It came after Wolves supporters were "ambushed" by "organised groups" of hooligans in Porto in two nights of violence in the city.
The travelling supporters were involved in several clashes after being targeted by hooligans believed to be supporters of Belgian club Standard Liege.
According to Portuguese media, one Wolves fan was arrested and 16 Belgians were "identified" by police.
A UEFA spokesman said they were “awaiting reports from delegates at the match” before deciding whether to take action.
Wolves have been contacted for comment.
Wolves fan has panic attacks in chaotic queue
Wolves fan Kate Wright, aged 39 and from the Netherlands, describes the "absolute chaos" she and other supporters faced outside the Braga Municipal Stadium on Thursday evening.

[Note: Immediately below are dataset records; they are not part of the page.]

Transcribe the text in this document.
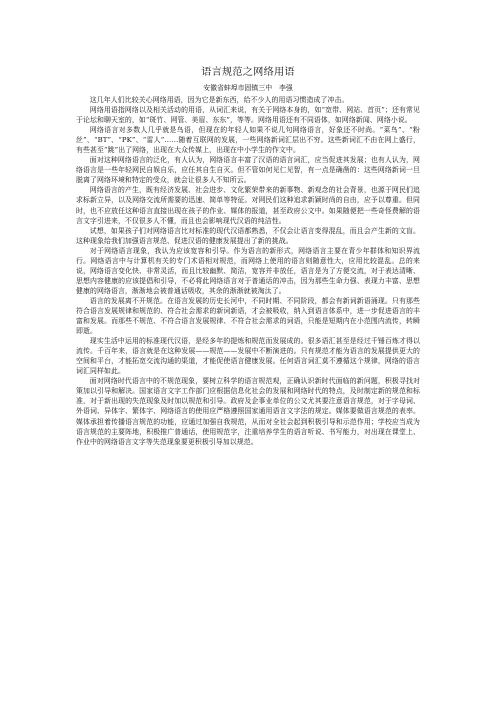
语言规范之网络用语
安徽省蚌埠市固镇三中　李强

这几年人们比较关心网络用语，因为它是新东西，给不少人的用语习惯造成了冲击。

网络用语指网络以及相关活动的用语，从词汇来说，有关于网络本身的，如“宽带、网站、首页”；还有常见于论坛和聊天室的，如“斑竹、网管、美眉、东东”，等等。网络用语还有不同语体，如网络新闻、网络小说。

网络语言对多数人几乎就是鸟语，但现在的年轻人如果不说几句网络语言，好象还不时尚。“菜鸟”、“粉丝”、“BT”、“PK”、“雷人”……随着互联网的发展，一些网络新词汇层出不穷。这些新词汇不由在网上盛行，有些甚至“跳”出了网络，出现在大众传媒上，出现在中小学生的作文中。

面对这种网络语言的泛化，有人认为，网络语言丰富了汉语的语言词汇，应当促进其发展；也有人认为，网络语言是一些年轻网民自娱自乐，应任其自生自灭。但不管如何见仁见智，有一点是确凿的：这些网络新词一旦脱离了网络环境和特定的受众，就会让很多人不知所云。

网络语言的产生，既有经济发展、社会进步、文化繁荣带来的新事物、新观念的社会背景，也源于网民们追求标新立异，以及网络交流所需要的迅速、简单等特征。对网民们这种追求新颖时尚的自由，应予以尊重。但同时，也不应放任这种语言直接出现在孩子的作业、媒体的报道，甚至政府公文中。如果随便把一些奇怪费解的语言文字引进来，不仅很多人不懂，而且也会影响现代汉语的纯洁性。

试想，如果孩子们对网络语言比对标准的现代汉语都熟悉，不仅会让语言变得混乱，而且会产生新的文盲。这种现象给我们加强语言规范、促进汉语的健康发展提出了新的挑战。

对于网络语言现象，我认为应该宽容和引导。作为语言的新形式，网络语言主要在青少年群体和知识界流行。网络语言中与计算机有关的专门术语相对规范，而网络上使用的语言则随意性大，应用比较混乱。总的来说，网络语言变化快、非常灵活，而且比较幽默、简洁，宽容并非放任，语言是为了方便交流，对于表达清晰、思想内容健康的应该提倡和引导，不必将此网络语言对于普通话的冲击，因为那些生命力强、表现力丰富、思想健康的网络语言，渐渐地会被普通话吸收，其余的渐渐就被淘汰了。

语言的发展离不开规范。在语言发展的历史长河中，不同时期、不同阶段，都会有新词新语涌现。只有那些符合语言发展规律和规范的、符合社会需求的新词新语，才会被吸收，纳入到语言体系中，进一步促进语言的丰富和发展。而那些不规范、不符合语言发展规律、不符合社会需求的词语，只能是短期内在小范围内流传，转瞬即逝。

现实生活中运用的标准现代汉语，是经多年的提炼和规范而发展成的。很多语汇甚至是经过千锤百炼才得以流传。千百年来，语言就是在这种发展——规范——发展中不断演进的。只有规范才能为语言的发展提供更大的空间和平台，才能拓宽交流沟通的渠道，才能促使语言健康发展。任何语言词汇莫不遵循这个规律，网络的语言词汇同样如此。

面对网络时代语言中的不规范现象，要树立科学的语言规范观，正确认识新时代面临的新问题，积极寻找对策加以引导和解决。国家语言文字工作部门应根据信息化社会的发展和网络时代的特点，及时制定新的规范和标准，对于新出现的失范现象及时加以规范和引导。政府及企事业单位的公文尤其要注意语言规范，对于字母词、外语词、异体字、繁体字、网络语言的使用应严格遵照国家通用语言文字法的规定。媒体要做语言规范的表率。媒体承担着传播语言规范的功能，应通过加强自我规范，从而对全社会起到积极引导和示范作用；学校应当成为语言规范的主要阵地，积极推广普通话，使用规范字，注重培养学生的语言听说、书写能力，对出现在课堂上、作业中的网络语言文字等失范现象要更积极引导加以规范。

"We got to the ground about 40 minutes before kick off and found a huge number of fans standing in a huge disorganised queue in the pouring rain, not moving. More fans arrived and started to get frustrated at the lack of movement. Just before kick off, we are all still penned in.
"The riot police at the front started baring their batons. A child in front of me started to become really distressed and started crying. I tried to calm him down with his dad. By this time there was more pushing and my personal space was becoming smaller and smaller and I was struggling to breathe. I then experienced a panic attack where I started hyperventilating and shaking. Luckily my husband and other Wolves fans helped me, the young kids and his dad through to the front.

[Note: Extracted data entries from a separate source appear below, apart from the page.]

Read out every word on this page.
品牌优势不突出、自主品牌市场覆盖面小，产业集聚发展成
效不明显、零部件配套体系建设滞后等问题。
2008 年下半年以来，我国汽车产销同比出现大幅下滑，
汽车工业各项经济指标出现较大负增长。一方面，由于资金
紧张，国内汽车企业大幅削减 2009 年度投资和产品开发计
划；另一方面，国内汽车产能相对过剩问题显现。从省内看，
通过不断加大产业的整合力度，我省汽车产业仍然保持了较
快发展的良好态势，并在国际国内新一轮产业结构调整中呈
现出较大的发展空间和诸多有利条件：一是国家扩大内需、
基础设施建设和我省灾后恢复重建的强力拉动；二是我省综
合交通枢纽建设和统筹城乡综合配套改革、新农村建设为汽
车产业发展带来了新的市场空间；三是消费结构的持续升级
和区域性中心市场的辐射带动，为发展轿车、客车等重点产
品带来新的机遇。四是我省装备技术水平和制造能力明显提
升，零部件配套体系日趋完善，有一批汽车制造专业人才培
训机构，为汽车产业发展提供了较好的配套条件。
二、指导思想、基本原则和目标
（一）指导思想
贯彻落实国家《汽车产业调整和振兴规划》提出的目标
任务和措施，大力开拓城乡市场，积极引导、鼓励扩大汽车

"On kick off we were all moved ahead across a muddy bog to another queue. We were all then penned into another queue. More and more people were starting to become distressed. A girl next to me was in floods of tears. A crush ensued and I started hyperventilating again. I was pulled out to the side before it got any worse.
"More and more fans were getting angry and frustrated with the Braga police's heavy handed tactics in managing the crowd. They were searching people two at a time, discarding many personal items they deemed as "potential weapons".

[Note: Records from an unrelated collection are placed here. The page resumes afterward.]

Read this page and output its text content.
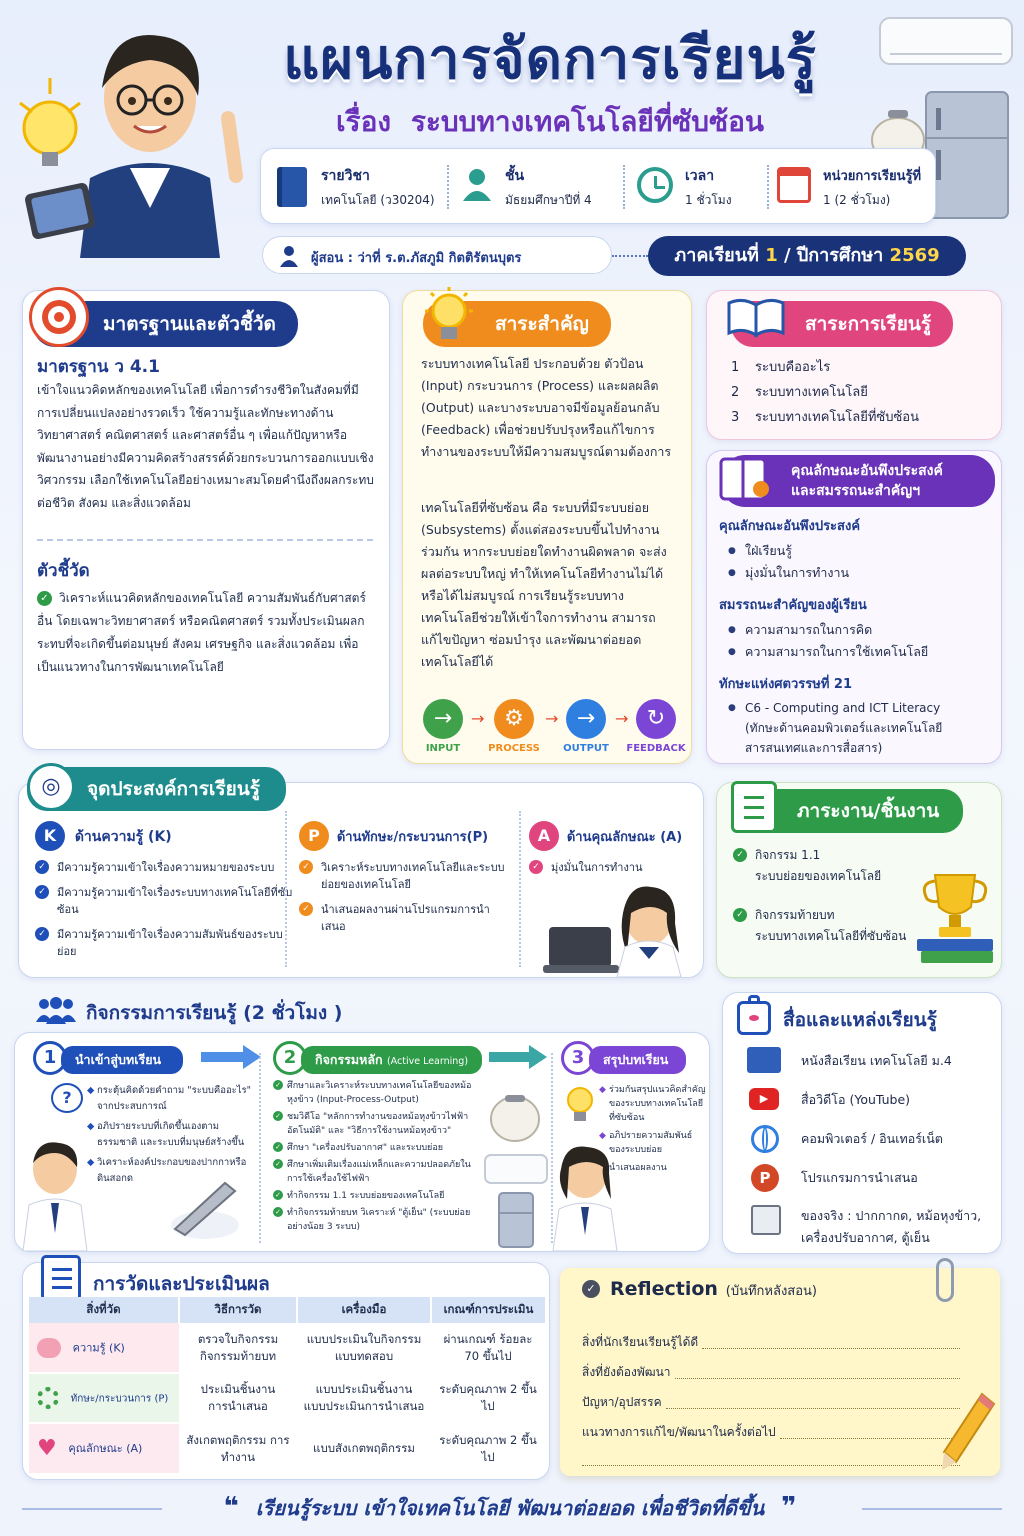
แผนการจัดการเรียนรู้
เรื่อง ระบบทางเทคโนโลยีที่ซับซ้อน
รายวิชา
เทคโนโลยี (ว30204)
ชั้น
มัธยมศึกษาปีที่ 4
เวลา
1 ชั่วโมง
หน่วยการเรียนรู้ที่
1 (2 ชั่วโมง)
ผู้สอน : ว่าที่ ร.ต.ภัสภูมิ กิตติรัตนบุตร	ภาคเรียนที่ 1 / ปีการศึกษา 2569
มาตรฐานและตัวชี้วัด
มาตรฐาน ว 4.1
เข้าใจแนวคิดหลักของเทคโนโลยี เพื่อการดำรงชีวิตในสังคมที่มีการเปลี่ยนแปลงอย่างรวดเร็ว ใช้ความรู้และทักษะทางด้านวิทยาศาสตร์ คณิตศาสตร์ และศาสตร์อื่น ๆ เพื่อแก้ปัญหาหรือพัฒนางานอย่างมีความคิดสร้างสรรค์ด้วยกระบวนการออกแบบเชิงวิศวกรรม เลือกใช้เทคโนโลยีอย่างเหมาะสมโดยคำนึงถึงผลกระทบต่อชีวิต สังคม และสิ่งแวดล้อม
ตัวชี้วัด
✓ วิเคราะห์แนวคิดหลักของเทคโนโลยี ความสัมพันธ์กับศาสตร์อื่น โดยเฉพาะวิทยาศาสตร์ หรือคณิตศาสตร์ รวมทั้งประเมินผลกระทบที่จะเกิดขึ้นต่อมนุษย์ สังคม เศรษฐกิจ และสิ่งแวดล้อม เพื่อเป็นแนวทางในการพัฒนาเทคโนโลยี
สาระสำคัญ
ระบบทางเทคโนโลยี ประกอบด้วย ตัวป้อน (Input) กระบวนการ (Process) และผลผลิต (Output) และบางระบบอาจมีข้อมูลย้อนกลับ (Feedback) เพื่อช่วยปรับปรุงหรือแก้ไขการทำงานของระบบให้มีความสมบูรณ์ตามต้องการ
เทคโนโลยีที่ซับซ้อน คือ ระบบที่มีระบบย่อย (Subsystems) ตั้งแต่สองระบบขึ้นไปทำงานร่วมกัน หากระบบย่อยใดทำงานผิดพลาด จะส่งผลต่อระบบใหญ่ ทำให้เทคโนโลยีทำงานไม่ได้หรือได้ไม่สมบูรณ์ การเรียนรู้ระบบทางเทคโนโลยีช่วยให้เข้าใจการทำงาน สามารถแก้ไขปัญหา ซ่อมบำรุง และพัฒนาต่อยอดเทคโนโลยีได้
→
INPUT
→ ⚙
PROCESS
→ →
OUTPUT
→ ↻
FEEDBACK
สาระการเรียนรู้
1 ระบบคืออะไร
2 ระบบทางเทคโนโลยี
3 ระบบทางเทคโนโลยีที่ซับซ้อน
คุณลักษณะอันพึงประสงค์
และสมรรถนะสำคัญฯ
คุณลักษณะอันพึงประสงค์
● ใฝ่เรียนรู้
● มุ่งมั่นในการทำงาน
สมรรถนะสำคัญของผู้เรียน
● ความสามารถในการคิด
● ความสามารถในการใช้เทคโนโลยี
ทักษะแห่งศตวรรษที่ 21
● C6 - Computing and ICT Literacy
(ทักษะด้านคอมพิวเตอร์และเทคโนโลยีสารสนเทศและการสื่อสาร)
จุดประสงค์การเรียนรู้
◎
K ด้านความรู้ (K)
✓ มีความรู้ความเข้าใจเรื่องความหมายของระบบ
✓ มีความรู้ความเข้าใจเรื่องระบบทางเทคโนโลยีที่ซับซ้อน
✓ มีความรู้ความเข้าใจเรื่องความสัมพันธ์ของระบบย่อย
P ด้านทักษะ/กระบวนการ(P)
✓ วิเคราะห์ระบบทางเทคโนโลยีและระบบย่อยของเทคโนโลยี
✓ นำเสนอผลงานผ่านโปรแกรมการนำเสนอ
A ด้านคุณลักษณะ (A)
✓ มุ่งมั่นในการทำงาน
ภาระงาน/ชิ้นงาน
✓ กิจกรรม 1.1
ระบบย่อยของเทคโนโลยี
✓ กิจกรรมท้ายบท
ระบบทางเทคโนโลยีที่ซับซ้อน
กิจกรรมการเรียนรู้ (2 ชั่วโมง )
1	นำเข้าสู่บทเรียน
?	◆ กระตุ้นคิดด้วยคำถาม "ระบบคืออะไร" จากประสบการณ์
◆ อภิปรายระบบที่เกิดขึ้นเองตามธรรมชาติ และระบบที่มนุษย์สร้างขึ้น
◆ วิเคราะห์องค์ประกอบของปากกาหรือดินสอกด
2	กิจกรรมหลัก (Active Learning)
✓ ศึกษาและวิเคราะห์ระบบทางเทคโนโลยีของหม้อหุงข้าว (Input-Process-Output)
✓ ชมวิดีโอ "หลักการทำงานของหม้อหุงข้าวไฟฟ้าอัตโนมัติ" และ "วิธีการใช้งานหม้อหุงข้าว"
✓ ศึกษา "เครื่องปรับอากาศ" และระบบย่อย
✓ ศึกษาเพิ่มเติมเรื่องแม่เหล็กและความปลอดภัยในการใช้เครื่องใช้ไฟฟ้า
✓ ทำกิจกรรม 1.1 ระบบย่อยของเทคโนโลยี
✓ ทำกิจกรรมท้ายบท วิเคราะห์ "ตู้เย็น" (ระบบย่อยอย่างน้อย 3 ระบบ)
3	สรุปบทเรียน
◆ ร่วมกันสรุปแนวคิดสำคัญของระบบทางเทคโนโลยีที่ซับซ้อน
◆ อภิปรายความสัมพันธ์ของระบบย่อย
นำเสนอผลงาน
สื่อและแหล่งเรียนรู้
หนังสือเรียน เทคโนโลยี ม.4
▶	สื่อวิดีโอ (YouTube)
คอมพิวเตอร์ / อินเทอร์เน็ต
P	โปรแกรมการนำเสนอ
ของจริง : ปากกากด, หม้อหุงข้าว, เครื่องปรับอากาศ, ตู้เย็น
การวัดและประเมินผล
สิ่งที่วัด	วิธีการวัด	เครื่องมือ	เกณฑ์การประเมิน
ความรู้ (K)	ตรวจใบกิจกรรม กิจกรรมท้ายบท	แบบประเมินใบกิจกรรม แบบทดสอบ	ผ่านเกณฑ์ ร้อยละ 70 ขึ้นไป
ทักษะ/กระบวนการ (P)	ประเมินชิ้นงาน การนำเสนอ	แบบประเมินชิ้นงาน แบบประเมินการนำเสนอ	ระดับคุณภาพ 2 ขึ้นไป
♥ คุณลักษณะ (A)	สังเกตพฤติกรรม การทำงาน	แบบสังเกตพฤติกรรม	ระดับคุณภาพ 2 ขึ้นไป
✓ Reflection (บันทึกหลังสอน)
สิ่งที่นักเรียนเรียนรู้ได้ดี
สิ่งที่ยังต้องพัฒนา
ปัญหา/อุปสรรค
แนวทางการแก้ไข/พัฒนาในครั้งต่อไป
❝ เรียนรู้ระบบ เข้าใจเทคโนโลยี พัฒนาต่อยอด เพื่อชีวิตที่ดีขึ้น ❞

"Twenty five minutes into the game we were finally let in. They seemed to have given up with their high security checks at this point. The Wolves representatives inside the ground were appalled at our treatment and told us to just take a seat anywhere. We got in on 28 minutes.
"We were herded like cattle. No regard was given to safety of the many fans outside that included many children, women and elderly fans. They seem to want to provoke us, but thankfully our fans didn’t rise to it. It was absolute chaos and could have resulted in serious serious injury or even worse."
A Wolves spokesperson said: “We are aware of the issues a section of our supporters encountered upon trying to enter the stadium for last night’s Europa League match in Braga.
“A number of Wolves staff were present at the time and expressed their concerns to UEFA officials during and after the match.
“We have also had correspondence from some supporters today who we will be responding to individually.
“We are now compiling a full report of our observations to share with UEFA and the Football Association.”